I moved to an apartment where we have a concierge at the front desk of the building and I wanted to ask him about his business hours, i.e. when he would show up at the front desk. Is the following way of asking this question correct?

"What are your business hours?"

Or it should be

"What is your business hour?"

2 Answers 2


Your first choice, unlike your second, is grammatically correct, because the plural form is required when referring to a time span. But "business hours" is the entirely wrong phrasing. You would inquire of him, "What are your normal duty hours?" or "During what times, precisely, will I find you on duty?"

  • When a time span is referenced via an idiom or a fixed phrase, it may be singular in form: Examples: Happy hour, the work day, the afternoon, nine to five, the graveyard shift, teh second watch, (but the dog watches), the 20th century (but the 1960s), the shank of the morning, etc. The form depends on the particular phrase. May 29, 2022 at 21:47

The fixed phrase "business hours", meaning the time when a business is open, is always given in the plural, "business hour" is never used in this way.
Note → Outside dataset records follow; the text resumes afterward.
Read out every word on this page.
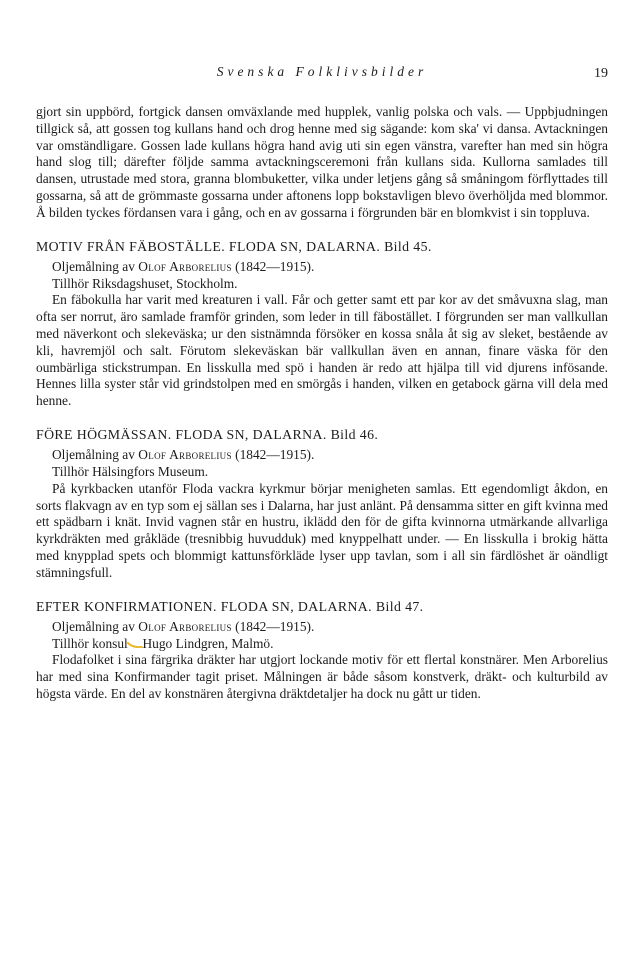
Svenska Folklivsbilder	19

gjort sin uppbörd, fortgick dansen omväxlande med hupplek, vanlig polska och vals. — Uppbjudningen tillgick så, att gossen tog kullans hand och drog henne med sig sägande: kom ska' vi dansa. Avtackningen var omständligare. Gossen lade kullans högra hand avig uti sin egen vänstra, varefter han med sin högra hand slog till; därefter följde samma avtackningsceremoni från kullans sida. Kullorna samlades till dansen, utrustade med stora, granna blombuketter, vilka under letjens gång så småningom förflyttades till gossarna, så att de grömmaste gossarna under aftonens lopp bokstavligen blevo överhöljda med blommor. Å bilden tyckes fördansen vara i gång, och en av gossarna i förgrunden bär en blomkvist i sin toppluva.

MOTIV FRÅN FÄBOSTÄLLE. FLODA SN, DALARNA. Bild 45.
Oljemålning av Olof Arborelius (1842—1915).
Tillhör Riksdagshuset, Stockholm.

En fäbokulla har varit med kreaturen i vall. Får och getter samt ett par kor av det småvuxna slag, man ofta ser norrut, äro samlade framför grinden, som leder in till fäbostället. I förgrunden ser man vallkullan med näverkont och slekeväska; ur den sistnämnda försöker en kossa snåla åt sig av sleket, bestående av kli, havremjöl och salt. Förutom slekeväskan bär vallkullan även en annan, finare väska för den oumbärliga stickstrumpan. En lisskulla med spö i handen är redo att hjälpa till vid djurens infösande. Hennes lilla syster står vid grindstolpen med en smörgås i handen, vilken en getabock gärna vill dela med henne.

FÖRE HÖGMÄSSAN. FLODA SN, DALARNA. Bild 46.
Oljemålning av Olof Arborelius (1842—1915).
Tillhör Hälsingfors Museum.

På kyrkbacken utanför Floda vackra kyrkmur börjar menigheten samlas. Ett egendomligt åkdon, en sorts flakvagn av en typ som ej sällan ses i Dalarna, har just anlänt. På densamma sitter en gift kvinna med ett spädbarn i knät. Invid vagnen står en hustru, iklädd den för de gifta kvinnorna utmärkande allvarliga kyrkdräkten med gråkläde (tresnibbig huvudduk) med knyppelhatt under. — En lisskulla i brokig hätta med knypplad spets och blommigt kattunsförkläde lyser upp tavlan, som i all sin färdlöshet är oändligt stämningsfull.

EFTER KONFIRMATIONEN. FLODA SN, DALARNA. Bild 47.
Oljemålning av Olof Arborelius (1842—1915).
Tillhör konsul Hugo Lindgren, Malmö.

Flodafolket i sina färgrika dräkter har utgjort lockande motiv för ett flertal konstnärer. Men Arborelius har med sina Konfirmander tagit priset. Målningen är både såsom konstverk, dräkt- och kulturbild av högsta värde. En del av konstnären återgivna dräktdetaljer ha dock nu gått ur tiden.
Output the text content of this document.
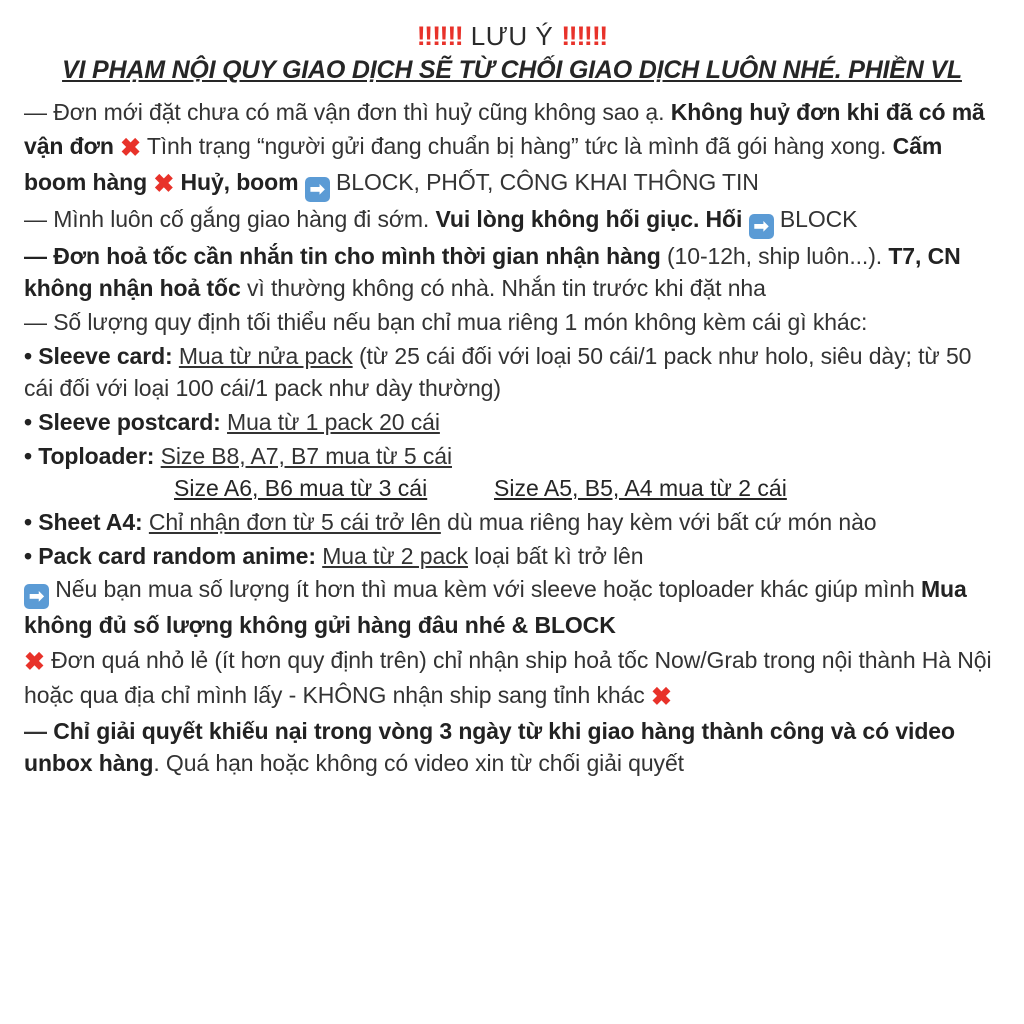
‼‼‼ LƯU Ý ‼‼‼
VI PHẠM NỘI QUY GIAO DỊCH SẼ TỪ CHỐI GIAO DỊCH LUÔN NHÉ. PHIỀN VL

— Đơn mới đặt chưa có mã vận đơn thì huỷ cũng không sao ạ. Không huỷ đơn khi đã có mã vận đơn ✖ Tình trạng “người gửi đang chuẩn bị hàng” tức là mình đã gói hàng xong. Cấm boom hàng ✖ Huỷ, boom ➡ BLOCK, PHỐT, CÔNG KHAI THÔNG TIN

— Mình luôn cố gắng giao hàng đi sớm. Vui lòng không hối giục. Hối ➡ BLOCK

— Đơn hoả tốc cần nhắn tin cho mình thời gian nhận hàng (10-12h, ship luôn...). T7, CN không nhận hoả tốc vì thường không có nhà. Nhắn tin trước khi đặt nha

— Số lượng quy định tối thiểu nếu bạn chỉ mua riêng 1 món không kèm cái gì khác:

• Sleeve card: Mua từ nửa pack (từ 25 cái đối với loại 50 cái/1 pack như holo, siêu dày; từ 50 cái đối với loại 100 cái/1 pack như dày thường)

• Sleeve postcard: Mua từ 1 pack 20 cái

• Toploader: Size B8, A7, B7 mua từ 5 cái

Size A6, B6 mua từ 3 cái	Size A5, B5, A4 mua từ 2 cái

• Sheet A4: Chỉ nhận đơn từ 5 cái trở lên dù mua riêng hay kèm với bất cứ món nào

• Pack card random anime: Mua từ 2 pack loại bất kì trở lên

➡ Nếu bạn mua số lượng ít hơn thì mua kèm với sleeve hoặc toploader khác giúp mình Mua không đủ số lượng không gửi hàng đâu nhé & BLOCK

✖ Đơn quá nhỏ lẻ (ít hơn quy định trên) chỉ nhận ship hoả tốc Now/Grab trong nội thành Hà Nội hoặc qua địa chỉ mình lấy - KHÔNG nhận ship sang tỉnh khác ✖

— Chỉ giải quyết khiếu nại trong vòng 3 ngày từ khi giao hàng thành công và có video unbox hàng. Quá hạn hoặc không có video xin từ chối giải quyết
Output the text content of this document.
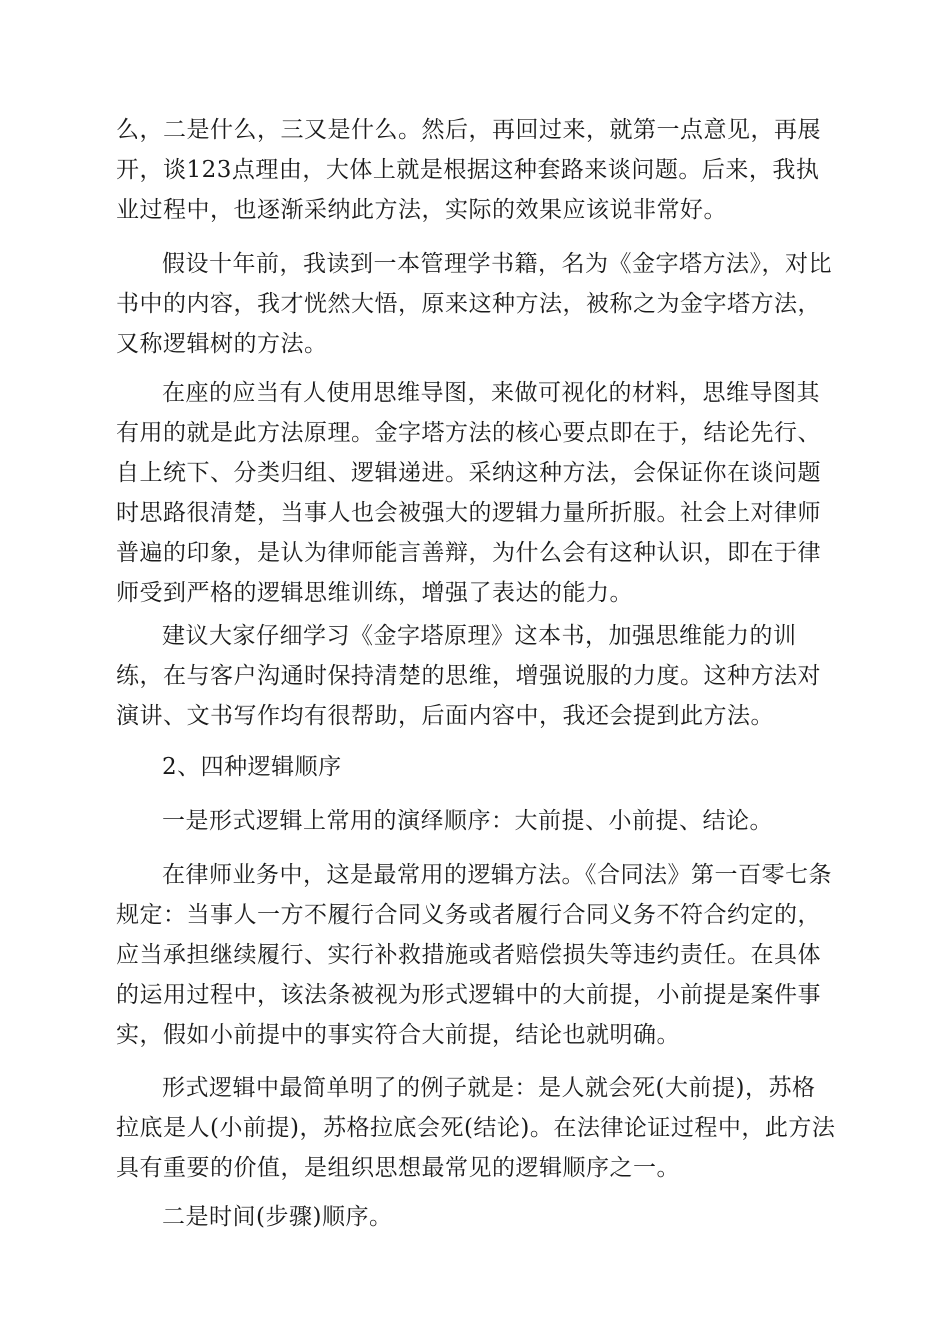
么，二是什么，三又是什么。然后，再回过来，就第一点意见，再展开，谈123点理由，大体上就是根据这种套路来谈问题。后来，我执业过程中，也逐渐采纳此方法，实际的效果应该说非常好。

假设十年前，我读到一本管理学书籍，名为《金字塔方法》，对比书中的内容，我才恍然大悟，原来这种方法，被称之为金字塔方法，又称逻辑树的方法。

在座的应当有人使用思维导图，来做可视化的材料，思维导图其有用的就是此方法原理。金字塔方法的核心要点即在于，结论先行、自上统下、分类归组、逻辑递进。采纳这种方法，会保证你在谈问题时思路很清楚，当事人也会被强大的逻辑力量所折服。社会上对律师普遍的印象，是认为律师能言善辩，为什么会有这种认识，即在于律师受到严格的逻辑思维训练，增强了表达的能力。

建议大家仔细学习《金字塔原理》这本书，加强思维能力的训练，在与客户沟通时保持清楚的思维，增强说服的力度。这种方法对演讲、文书写作均有很帮助，后面内容中，我还会提到此方法。

2、四种逻辑顺序

一是形式逻辑上常用的演绎顺序：大前提、小前提、结论。

在律师业务中，这是最常用的逻辑方法。《合同法》第一百零七条规定：当事人一方不履行合同义务或者履行合同义务不符合约定的，应当承担继续履行、实行补救措施或者赔偿损失等违约责任。在具体的运用过程中，该法条被视为形式逻辑中的大前提，小前提是案件事实，假如小前提中的事实符合大前提，结论也就明确。

形式逻辑中最简单明了的例子就是：是人就会死(大前提)，苏格拉底是人(小前提)，苏格拉底会死(结论)。在法律论证过程中，此方法具有重要的价值，是组织思想最常见的逻辑顺序之一。

二是时间(步骤)顺序。
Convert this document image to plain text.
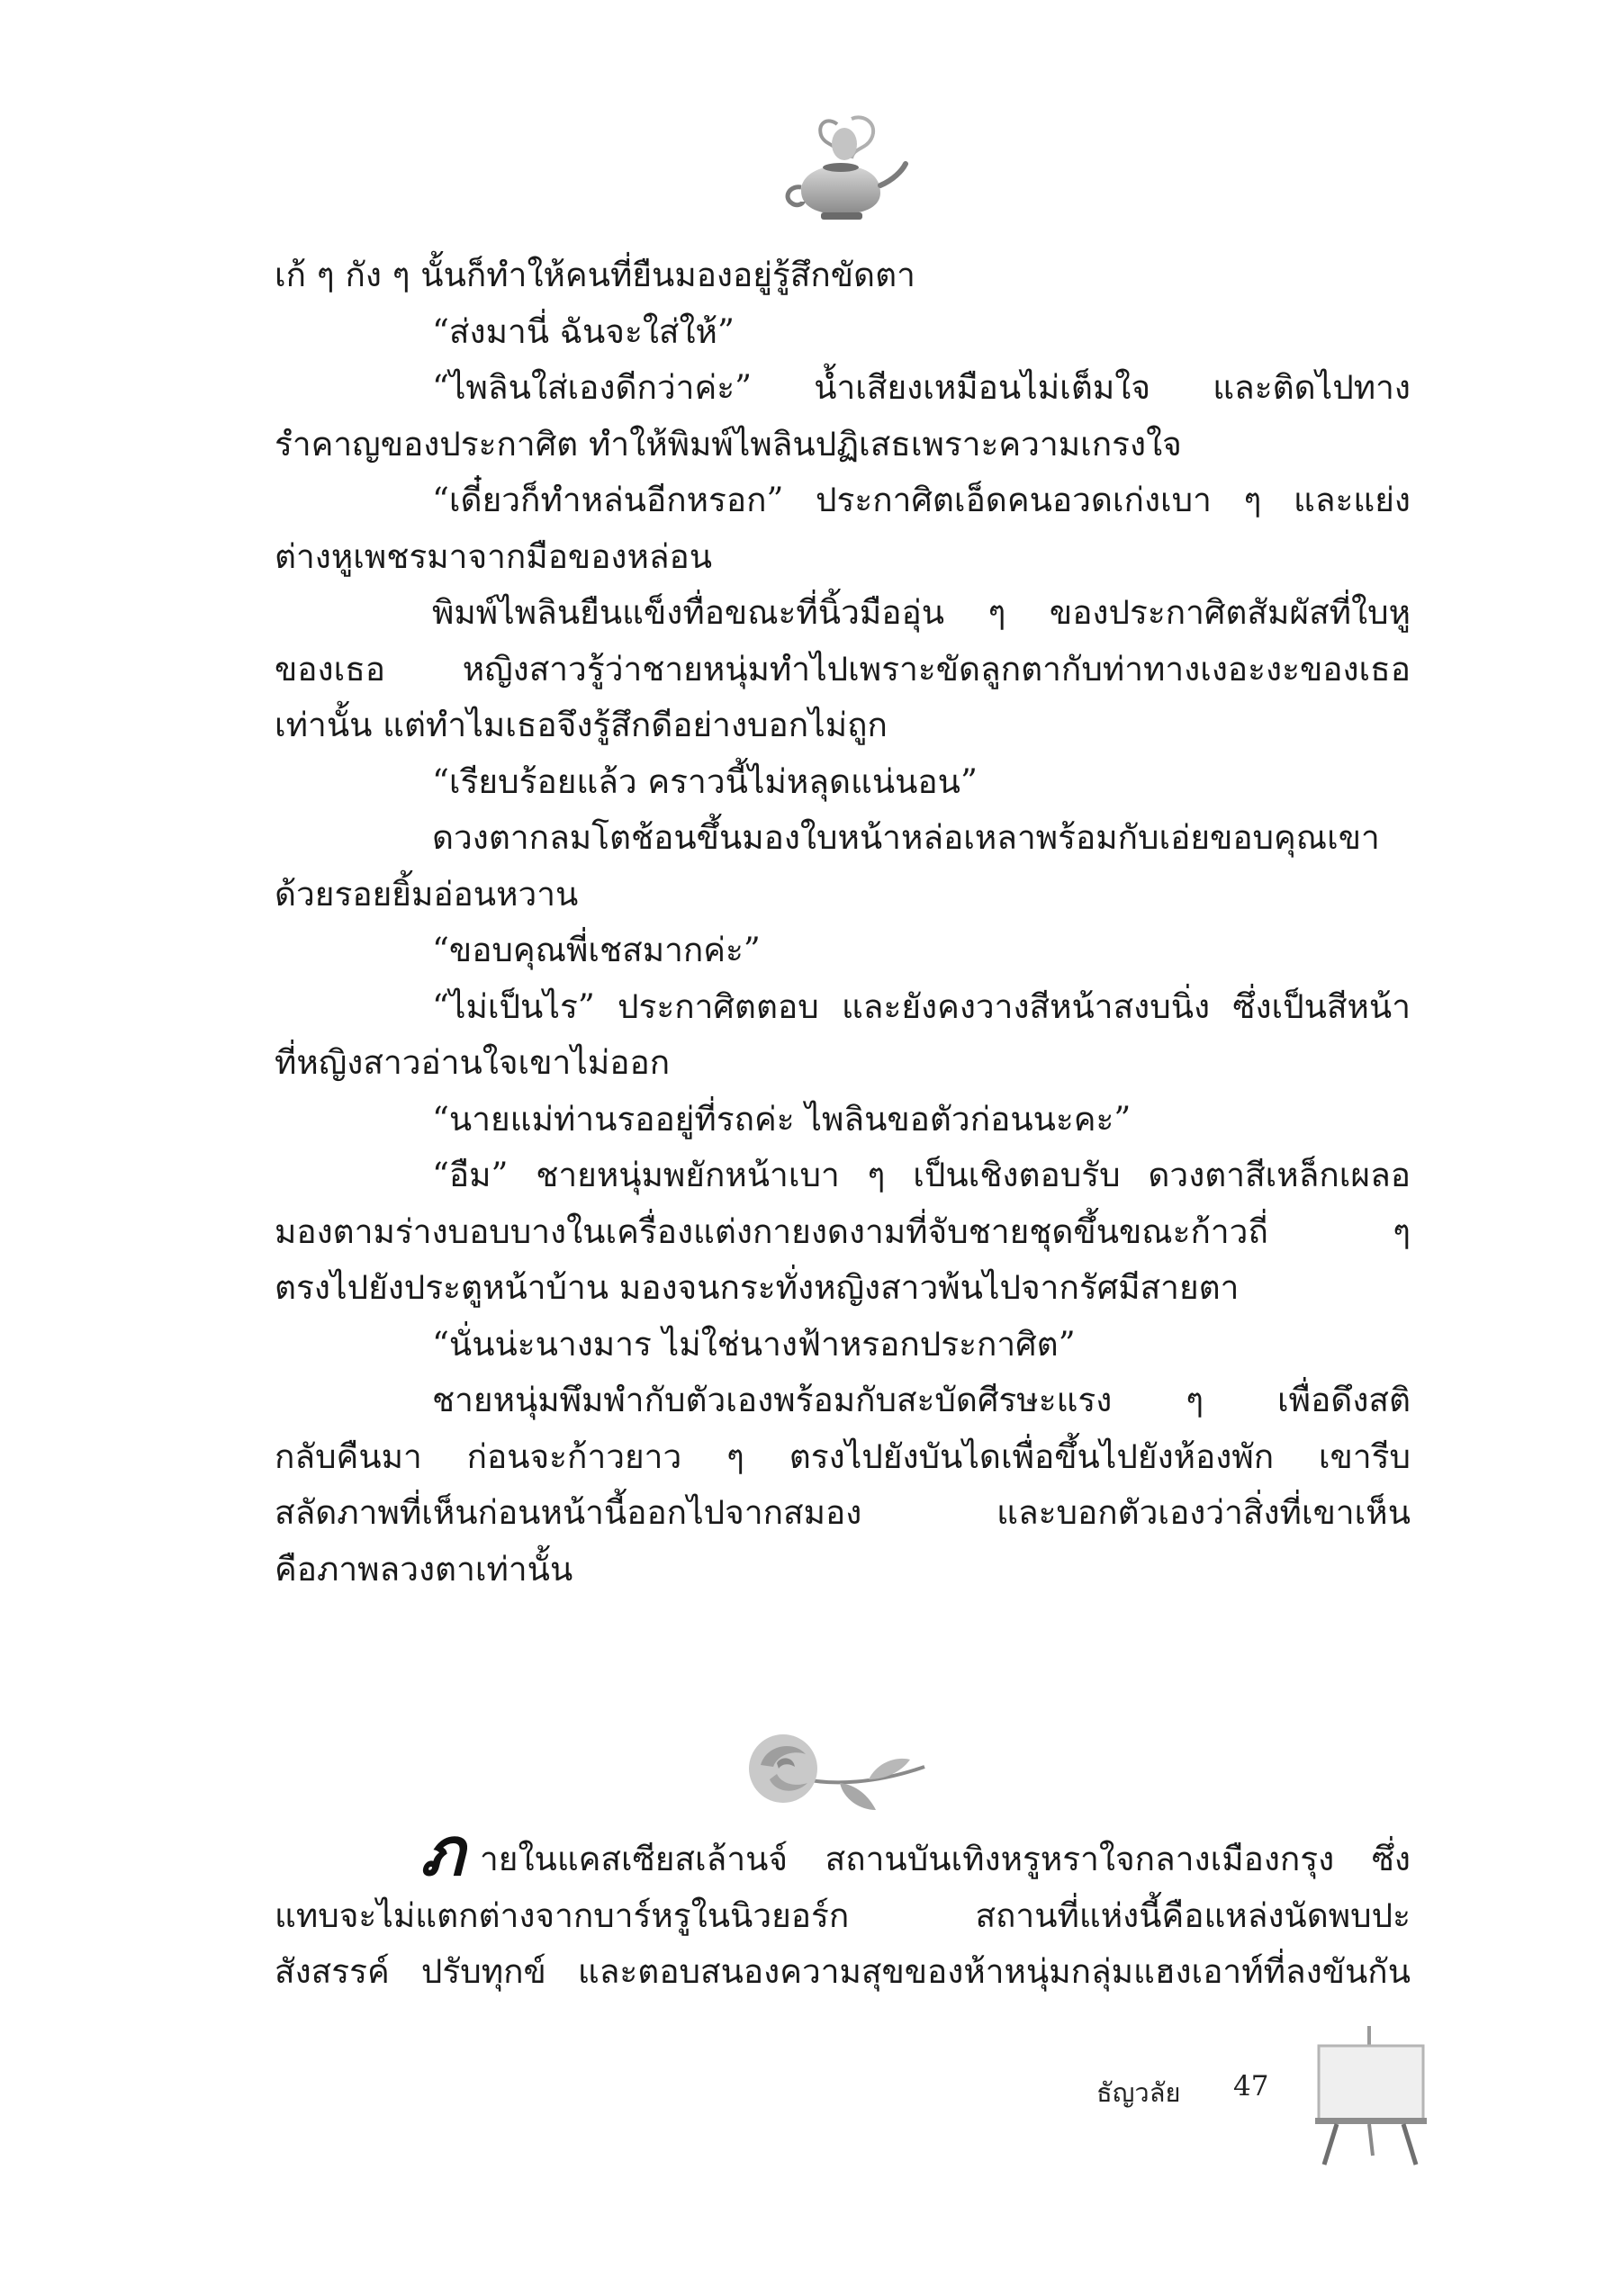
เก้ ๆ กัง ๆ นั้นก็ทำให้คนที่ยืนมองอยู่รู้สึกขัดตา
“ส่งมานี่ ฉันจะใส่ให้”
“ไพลินใส่เองดีกว่าค่ะ” น้ำเสียงเหมือนไม่เต็มใจ และติดไปทาง
รำคาญของประกาศิต ทำให้พิมพ์ไพลินปฏิเสธเพราะความเกรงใจ
“เดี๋ยวก็ทำหล่นอีกหรอก” ประกาศิตเอ็ดคนอวดเก่งเบา ๆ และแย่ง
ต่างหูเพชรมาจากมือของหล่อน
พิมพ์ไพลินยืนแข็งทื่อขณะที่นิ้วมืออุ่น ๆ ของประกาศิตสัมผัสที่ใบหู
ของเธอ หญิงสาวรู้ว่าชายหนุ่มทำไปเพราะขัดลูกตากับท่าทางเงอะงะของเธอ
เท่านั้น แต่ทำไมเธอจึงรู้สึกดีอย่างบอกไม่ถูก
“เรียบร้อยแล้ว คราวนี้ไม่หลุดแน่นอน”
ดวงตากลมโตช้อนขึ้นมองใบหน้าหล่อเหลาพร้อมกับเอ่ยขอบคุณเขา
ด้วยรอยยิ้มอ่อนหวาน
“ขอบคุณพี่เชสมากค่ะ”
“ไม่เป็นไร” ประกาศิตตอบ และยังคงวางสีหน้าสงบนิ่ง ซึ่งเป็นสีหน้า
ที่หญิงสาวอ่านใจเขาไม่ออก
“นายแม่ท่านรออยู่ที่รถค่ะ ไพลินขอตัวก่อนนะคะ”
“อืม” ชายหนุ่มพยักหน้าเบา ๆ เป็นเชิงตอบรับ ดวงตาสีเหล็กเผลอ
มองตามร่างบอบบางในเครื่องแต่งกายงดงามที่จับชายชุดขึ้นขณะก้าวถี่ ๆ
ตรงไปยังประตูหน้าบ้าน มองจนกระทั่งหญิงสาวพ้นไปจากรัศมีสายตา
“นั่นน่ะนางมาร ไม่ใช่นางฟ้าหรอกประกาศิต”
ชายหนุ่มพึมพำกับตัวเองพร้อมกับสะบัดศีรษะแรง ๆ เพื่อดึงสติ
กลับคืนมา ก่อนจะก้าวยาว ๆ ตรงไปยังบันไดเพื่อขึ้นไปยังห้องพัก เขารีบ
สลัดภาพที่เห็นก่อนหน้านี้ออกไปจากสมอง และบอกตัวเองว่าสิ่งที่เขาเห็น
คือภาพลวงตาเท่านั้น
ภ ายในแคสเซียสเล้านจ์ สถานบันเทิงหรูหราใจกลางเมืองกรุง ซึ่ง
แทบจะไม่แตกต่างจากบาร์หรูในนิวยอร์ก สถานที่แห่งนี้คือแหล่งนัดพบปะ
สังสรรค์ ปรับทุกข์ และตอบสนองความสุขของห้าหนุ่มกลุ่มแฮงเอาท์ที่ลงขันกัน
ธัญวลัย 47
However, a concierge is not a separate business, and it would be rather unusual to use the phrase "business hours" to refer to its hours of operation. Also, there might be more than one shit on duty at the concierge desk. Common ways for asking this question would be:

  • When is the concierge desk open?
  • When is the concierge service available?
  • What are the hours of operation of the concierge desk?
  • When are you on duty as concierge?
  • What are the concierge hours?

Note that the fourth of these asks about the specific person, the others ask about the service, however many people may help provide it.